Brown obviously did not have the most efficient rookie season on the offensive end, however, he was a defensive stud for the Pistons. The 6’5” shooting guard from the University of Miami(FL) guarded the opposing team’s number one option 43.66 percent of the time.
Brown’s defensive usage on the number one option is the highest on this list, alongside the liking of premiere defensive guards Eric Bledsoe, Jrue Holiday, Patrick Beverley, Marcus Smart and Russell Westbrook. Brown’s defense was the reason he found himself in the starting lineup last season and I expect the same exact out of him this year as coach Dwane Casey said that Brown is an elite defender.
Let’s go back to the offensive side of the ball. Brown could not hit the broad side of a barn last season. However, Brown could make strides in his shooting ability. Milwaukee Bucks guard Eric Bledsoe, a top tier two way guard in the NBA, put up similar numbers to Brown in his first couple seasons.
As you can see, Bledsoe started off his career averaging 6.7 points, 3.6 assists and 2.8 rebounds on 42-28-74 shooting splits. But, come Bledsoe’s third NBA season, he was shooting the ball at 44-40-79 splits. Brown could easily make shooting strides throughout this season and could start shooting the ball more efficiently.
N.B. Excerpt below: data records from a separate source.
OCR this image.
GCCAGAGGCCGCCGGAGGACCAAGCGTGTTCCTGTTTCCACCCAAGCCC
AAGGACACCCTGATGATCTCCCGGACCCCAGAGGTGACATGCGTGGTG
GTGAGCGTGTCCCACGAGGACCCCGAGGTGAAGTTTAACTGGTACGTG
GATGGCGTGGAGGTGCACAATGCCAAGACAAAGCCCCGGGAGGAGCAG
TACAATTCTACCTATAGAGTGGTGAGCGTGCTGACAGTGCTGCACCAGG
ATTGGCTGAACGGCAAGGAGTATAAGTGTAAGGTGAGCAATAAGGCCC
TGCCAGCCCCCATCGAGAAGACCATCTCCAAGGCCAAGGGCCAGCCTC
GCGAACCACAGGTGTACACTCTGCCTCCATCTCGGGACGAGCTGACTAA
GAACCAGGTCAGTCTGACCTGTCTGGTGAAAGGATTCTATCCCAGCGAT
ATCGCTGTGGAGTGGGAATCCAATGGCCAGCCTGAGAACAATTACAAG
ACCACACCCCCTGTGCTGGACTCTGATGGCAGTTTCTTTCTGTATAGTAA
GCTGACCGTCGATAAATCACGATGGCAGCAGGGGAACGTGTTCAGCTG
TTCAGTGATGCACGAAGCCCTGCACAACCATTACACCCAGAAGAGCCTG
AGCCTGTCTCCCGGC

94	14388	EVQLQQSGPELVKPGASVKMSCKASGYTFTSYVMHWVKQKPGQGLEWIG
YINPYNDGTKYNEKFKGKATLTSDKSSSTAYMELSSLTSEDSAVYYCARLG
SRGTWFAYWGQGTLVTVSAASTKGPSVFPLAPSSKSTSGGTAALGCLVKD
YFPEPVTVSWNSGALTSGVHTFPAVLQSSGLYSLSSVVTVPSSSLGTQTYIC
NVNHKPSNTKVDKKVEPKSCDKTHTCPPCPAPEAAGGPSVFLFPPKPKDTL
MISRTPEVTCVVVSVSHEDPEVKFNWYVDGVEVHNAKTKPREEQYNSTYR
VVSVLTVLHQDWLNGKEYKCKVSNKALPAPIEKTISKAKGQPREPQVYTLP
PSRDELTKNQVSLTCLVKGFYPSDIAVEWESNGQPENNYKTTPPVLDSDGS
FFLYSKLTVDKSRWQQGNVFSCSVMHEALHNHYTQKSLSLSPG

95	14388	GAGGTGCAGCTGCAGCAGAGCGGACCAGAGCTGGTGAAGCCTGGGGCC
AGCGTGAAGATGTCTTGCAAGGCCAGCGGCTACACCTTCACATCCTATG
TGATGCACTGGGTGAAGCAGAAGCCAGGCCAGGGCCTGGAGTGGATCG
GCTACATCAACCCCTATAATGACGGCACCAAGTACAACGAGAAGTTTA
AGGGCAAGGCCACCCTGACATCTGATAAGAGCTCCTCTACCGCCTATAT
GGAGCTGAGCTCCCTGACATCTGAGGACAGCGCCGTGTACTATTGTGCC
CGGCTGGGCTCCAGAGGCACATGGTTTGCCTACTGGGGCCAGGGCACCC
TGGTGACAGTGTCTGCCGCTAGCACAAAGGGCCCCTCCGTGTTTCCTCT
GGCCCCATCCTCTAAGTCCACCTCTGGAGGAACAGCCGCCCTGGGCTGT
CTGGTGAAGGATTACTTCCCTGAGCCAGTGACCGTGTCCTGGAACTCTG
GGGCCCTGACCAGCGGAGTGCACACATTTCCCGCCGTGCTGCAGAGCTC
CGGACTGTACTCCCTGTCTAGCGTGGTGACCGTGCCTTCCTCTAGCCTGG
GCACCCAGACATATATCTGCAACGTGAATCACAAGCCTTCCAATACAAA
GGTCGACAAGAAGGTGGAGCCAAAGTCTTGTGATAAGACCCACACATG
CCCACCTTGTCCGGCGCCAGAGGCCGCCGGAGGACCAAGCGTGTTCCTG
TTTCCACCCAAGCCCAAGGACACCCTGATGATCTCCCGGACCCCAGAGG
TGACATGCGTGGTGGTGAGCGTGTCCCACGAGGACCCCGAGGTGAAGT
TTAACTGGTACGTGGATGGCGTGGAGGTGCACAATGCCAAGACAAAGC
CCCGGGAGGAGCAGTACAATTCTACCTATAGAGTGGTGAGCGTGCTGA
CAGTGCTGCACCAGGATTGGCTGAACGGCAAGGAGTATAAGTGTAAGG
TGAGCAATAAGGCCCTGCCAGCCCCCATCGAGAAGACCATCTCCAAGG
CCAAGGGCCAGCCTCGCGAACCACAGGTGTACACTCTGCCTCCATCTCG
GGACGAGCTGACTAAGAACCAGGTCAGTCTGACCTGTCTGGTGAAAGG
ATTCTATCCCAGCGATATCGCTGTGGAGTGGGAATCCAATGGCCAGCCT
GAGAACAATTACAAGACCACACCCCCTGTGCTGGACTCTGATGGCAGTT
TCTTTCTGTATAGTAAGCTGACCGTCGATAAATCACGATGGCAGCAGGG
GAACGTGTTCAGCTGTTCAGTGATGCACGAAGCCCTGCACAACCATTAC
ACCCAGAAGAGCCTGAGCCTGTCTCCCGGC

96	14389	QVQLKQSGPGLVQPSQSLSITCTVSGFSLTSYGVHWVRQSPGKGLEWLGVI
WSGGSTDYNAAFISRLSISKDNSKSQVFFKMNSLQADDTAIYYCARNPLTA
One thing Brown must improve on to shoot the ball more efficiently from the painted area. Last year, Brown took 67 percent of his shots from nine feet and closer, only shooting 46 percent from that area. As we saw in the 2019 Summer League, Brown attacked the rim a lot more and converted on a higher percentage of shots.
Not only did Brown attack the basket more efficiently, but he showed major strides as a playmaker, averaging 8.3 assists in four Summer League games.
I think we could be in store for a big year for Bruce Brown this season. As much as I would love to see Brown shoot a better percentage from the three-point line, I do not think we will see that happen. However, I do expect Brown’s field goal and free throw percentages to go up, as he will take more shots from the painted area, which in turn could lead to more free throw attempts.
I fully expect Brown to stay in the starting lineup this season due to his defensive prowess and improved playmaking abilities. I predict that Brown will put up averages around seven points, three rebounds and five assists on 43 percent shooting from the floor, 30 percent from three-point range, and 75 percent from the free-throw line. This means Luke Kennard will come off the bench, alongside Derrick Rose.
Brown has impressed so far in the preseason, and looked especially stellar in Detroit’s win over the Cavs on Friday night. He finished the game with 15 points, seven assists, and five rebounds. He was the catalyst of the Pistons’ comeback during the fourth quarter, in which they were down by 18 points at one point in the contest.
Brown’s finishing looks improved and his passing has been phenomenal. The growth is there, and that puts him in a great position to succeed with the Pistons this year.